Environmental effects are inherently dynamic: the timing, duration, and sequence of stress events often determine yield and stability more than their cumulative magnitude, because plants perceive and integrate environmental cues through nonlinear, developmentally gated, and memory-dependent physiological processes rather than linear accumulation. Static environmental averages obscure these critical temporal dynamics. Recent algorithmic advances incorporate temporal embeddings and gated attention layers to model environmental trajectories as structured sequences of signals acting on distinct developmental states, rather than as undifferentiated time series (Yao et al., 2025). In this context, dynamic modeling captures not only when stresses occur, but which environmental variables matter at which developmental stages, and how their effects depend on prior exposure and spatial context. By explicitly accounting for heterogeneous temporal variables—such as short-term extremes, cumulative stresses, and season-long trends—these models can identify windows of sensitivity and genotype-specific adaptive strategies. When coupled with spatially explicit envirotyping, temporal modeling further enables the joint learning of spatiotemporal environmental structure, reframing the environment as a spatially heterogeneous and temporally dynamic field that interacts with genotype across both dimensions.

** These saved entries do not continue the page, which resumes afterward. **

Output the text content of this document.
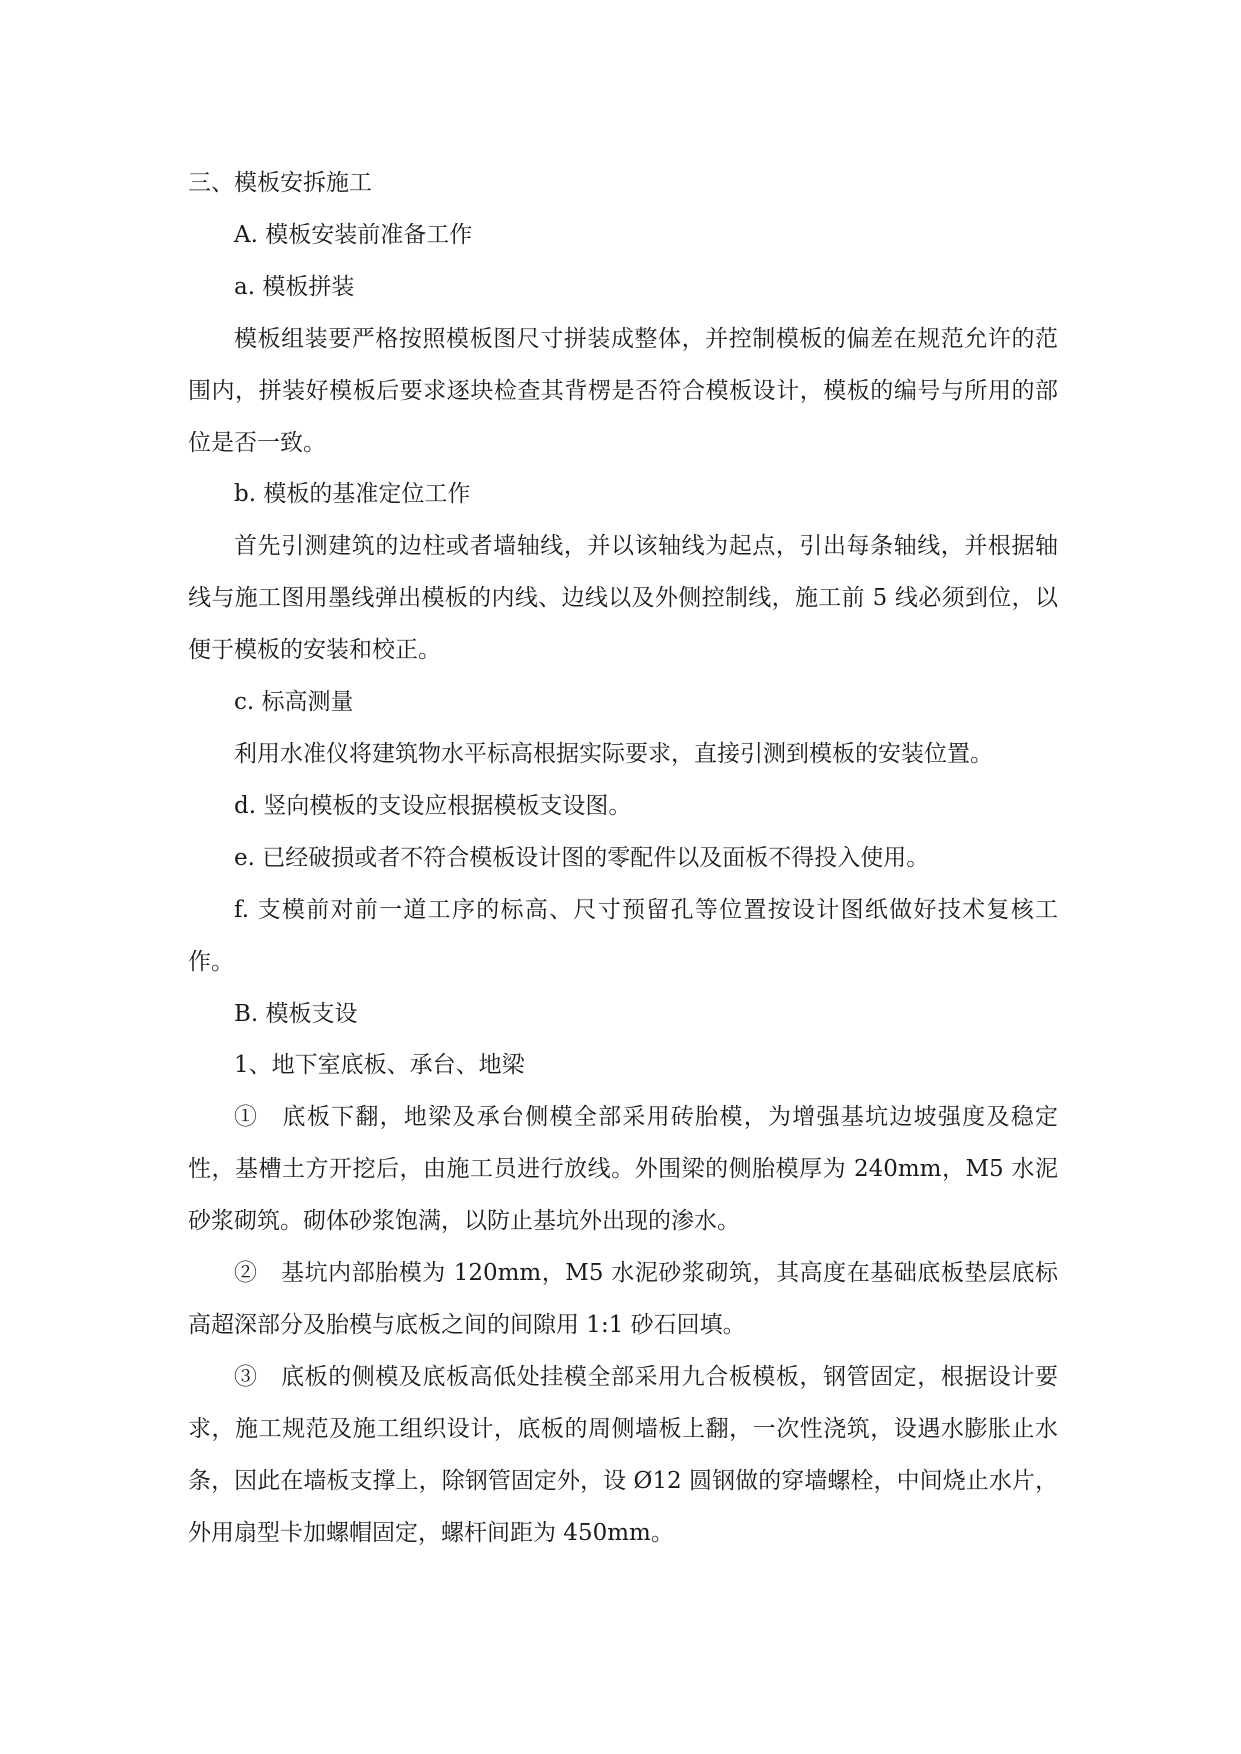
三、模板安拆施工

A. 模板安装前准备工作

a. 模板拼装

模板组装要严格按照模板图尺寸拼装成整体，并控制模板的偏差在规范允许的范围内，拼装好模板后要求逐块检查其背楞是否符合模板设计，模板的编号与所用的部位是否一致。

b. 模板的基准定位工作

首先引测建筑的边柱或者墙轴线，并以该轴线为起点，引出每条轴线，并根据轴线与施工图用墨线弹出模板的内线、边线以及外侧控制线，施工前 5 线必须到位，以便于模板的安装和校正。

c. 标高测量

利用水准仪将建筑物水平标高根据实际要求，直接引测到模板的安装位置。

d. 竖向模板的支设应根据模板支设图。

e. 已经破损或者不符合模板设计图的零配件以及面板不得投入使用。

f. 支模前对前一道工序的标高、尺寸预留孔等位置按设计图纸做好技术复核工作。

B. 模板支设

1、地下室底板、承台、地梁

①　底板下翻，地梁及承台侧模全部采用砖胎模，为增强基坑边坡强度及稳定性，基槽土方开挖后，由施工员进行放线。外围梁的侧胎模厚为 240mm，M5 水泥砂浆砌筑。砌体砂浆饱满，以防止基坑外出现的渗水。

②　基坑内部胎模为 120mm，M5 水泥砂浆砌筑，其高度在基础底板垫层底标高超深部分及胎模与底板之间的间隙用 1:1 砂石回填。

③　底板的侧模及底板高低处挂模全部采用九合板模板，钢管固定，根据设计要求，施工规范及施工组织设计，底板的周侧墙板上翻，一次性浇筑，设遇水膨胀止水条，因此在墙板支撑上，除钢管固定外，设 Ø12 圆钢做的穿墙螺栓，中间烧止水片，外用扇型卡加螺帽固定，螺杆间距为 450mm。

Explainability and automation in environment-aware modeling

As models grow in complexity, interpretability becomes both a scientific and operational necessity. Explainable AI (XAI) techniques are now integral to modern GS pipelines, quantifying the relative influence of environmental and genetic features through Shapley values, attention visualization, or saliency mapping (He et al., 2025; Yu et al., 2025). Such tools bridge the gap between prediction and understanding, enabling breeders to trace how particular environmental drivers affect specific genotypes or traits.

Equally transformative is the emergence of automated machine learning (AutoML) pipelines that unify environmental feature engineering, model selection, and hyperparameter optimization (He et al., 2025). These automated systems not only enhance reproducibility and scalability but also democratize access to advanced modeling, enabling breeding programs to implement AI-driven predictions without specialized expertise. By combining automation with explainability, GS is evolving from a research methodology into a practical decision-support system for adaptive breeding.

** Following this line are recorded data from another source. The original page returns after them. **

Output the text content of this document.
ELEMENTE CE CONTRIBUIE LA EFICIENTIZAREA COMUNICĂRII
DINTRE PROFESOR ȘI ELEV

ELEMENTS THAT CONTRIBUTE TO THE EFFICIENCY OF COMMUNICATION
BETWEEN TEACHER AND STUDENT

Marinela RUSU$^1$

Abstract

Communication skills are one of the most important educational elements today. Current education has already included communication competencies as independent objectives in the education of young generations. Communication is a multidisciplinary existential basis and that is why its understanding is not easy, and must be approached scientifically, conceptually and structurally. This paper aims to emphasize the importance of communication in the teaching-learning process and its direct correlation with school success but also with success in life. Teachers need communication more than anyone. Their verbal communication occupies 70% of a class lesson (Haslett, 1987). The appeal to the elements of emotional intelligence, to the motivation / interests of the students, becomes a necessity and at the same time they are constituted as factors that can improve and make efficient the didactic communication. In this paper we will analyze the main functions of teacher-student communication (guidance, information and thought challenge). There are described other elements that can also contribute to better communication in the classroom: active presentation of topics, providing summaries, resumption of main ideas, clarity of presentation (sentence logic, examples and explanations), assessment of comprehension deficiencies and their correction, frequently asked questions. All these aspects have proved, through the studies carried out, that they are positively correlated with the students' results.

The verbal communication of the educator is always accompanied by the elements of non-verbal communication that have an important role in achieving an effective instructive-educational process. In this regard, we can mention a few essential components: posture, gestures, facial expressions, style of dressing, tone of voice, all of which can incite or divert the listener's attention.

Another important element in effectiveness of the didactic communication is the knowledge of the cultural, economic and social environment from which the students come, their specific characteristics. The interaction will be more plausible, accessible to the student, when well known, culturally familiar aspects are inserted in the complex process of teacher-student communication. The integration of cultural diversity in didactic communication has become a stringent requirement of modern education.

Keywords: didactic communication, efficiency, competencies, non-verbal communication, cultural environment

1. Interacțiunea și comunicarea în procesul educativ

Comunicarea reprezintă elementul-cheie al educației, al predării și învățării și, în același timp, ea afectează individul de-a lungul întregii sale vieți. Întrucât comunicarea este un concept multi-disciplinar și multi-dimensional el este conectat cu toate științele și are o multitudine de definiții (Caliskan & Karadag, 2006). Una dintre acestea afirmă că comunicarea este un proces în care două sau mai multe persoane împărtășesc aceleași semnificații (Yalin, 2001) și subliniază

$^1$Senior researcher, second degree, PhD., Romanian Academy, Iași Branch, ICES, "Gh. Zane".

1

From environmental covariates to multi-modal environmental representations

The emerging concept of environmental omics represents a frontier in characterizing agroecosystems, focusing on their biological and biochemical composition rather than traditional physical or climatic descriptors. It integrates soil and rhizosphere microbiomes, as well as management-associated biochemical signatures, providing high-dimensional, functionally informative representations of the external environment (Gioti et al., 2024). When such microbial data are independent of plant phenotypes and sampled in situ, they can be treated as external environmental variables (Dwivedi et al., 2025). By capturing these diverse molecular layers, environmental omics enables a mechanistic view of plant–environment interactions, offering unprecedented insights into how environmental states may modulate molecular regulation, stress signaling, and adaptive responses.

Modern multi-modal deep learning frameworks can now integrate these diverse inputs—genomic, phenomic, enviromic, and environmental-omic—treating each as an interconnected modality within a unified representational space. This design enables models to uncover latent couplings between molecular responses and external stimuli, providing mechanistic insights into how environmental conditions modulate gene expression, metabolism, and trait outcomes.

Furthermore, aligning these learned environmental embeddings with mechanistic crop models—for instance, mapping latent representations to parameters governing growth, canopy energy balance, or soil–water dynamics—bridges data-driven adaptability with physiological interpretability. Such hybrid systems combine the generalization strength of machine learning with the causal rigor of process-based modeling, representing a decisive step toward biologically grounded, environment-aware genomic prediction.

Discussion

Despite remarkable methodological progress, fully realizing environment-aware GS remains a formidable challenge. The bottlenecks now extend beyond computation to data harmonization, model generalization, and biological grounding. A central obstacle is the heterogeneity of environmental data: envirotyping datasets differ widely in spatial scale, temporal resolution, and metadata completeness. Without standardized descriptors and interoperable formats, even advanced models struggle to learn transferable environmental representations.

At the algorithmic level, generalization under novel or extreme climates remains unresolved. Most models are trained on historical datasets that capture only a subset of future climatic variability. When confronted with novel conditions, their predictive accuracy often collapses, underscoring the need for adaptive, transferable frameworks. Transfer learning and meta-learning provide promising directions by enabling models trained in one environment to reuse learned representations in another (Li et al., 2024, 2025), reducing domain dependence and improving robustness under unseen or rapidly changing climatic conditions.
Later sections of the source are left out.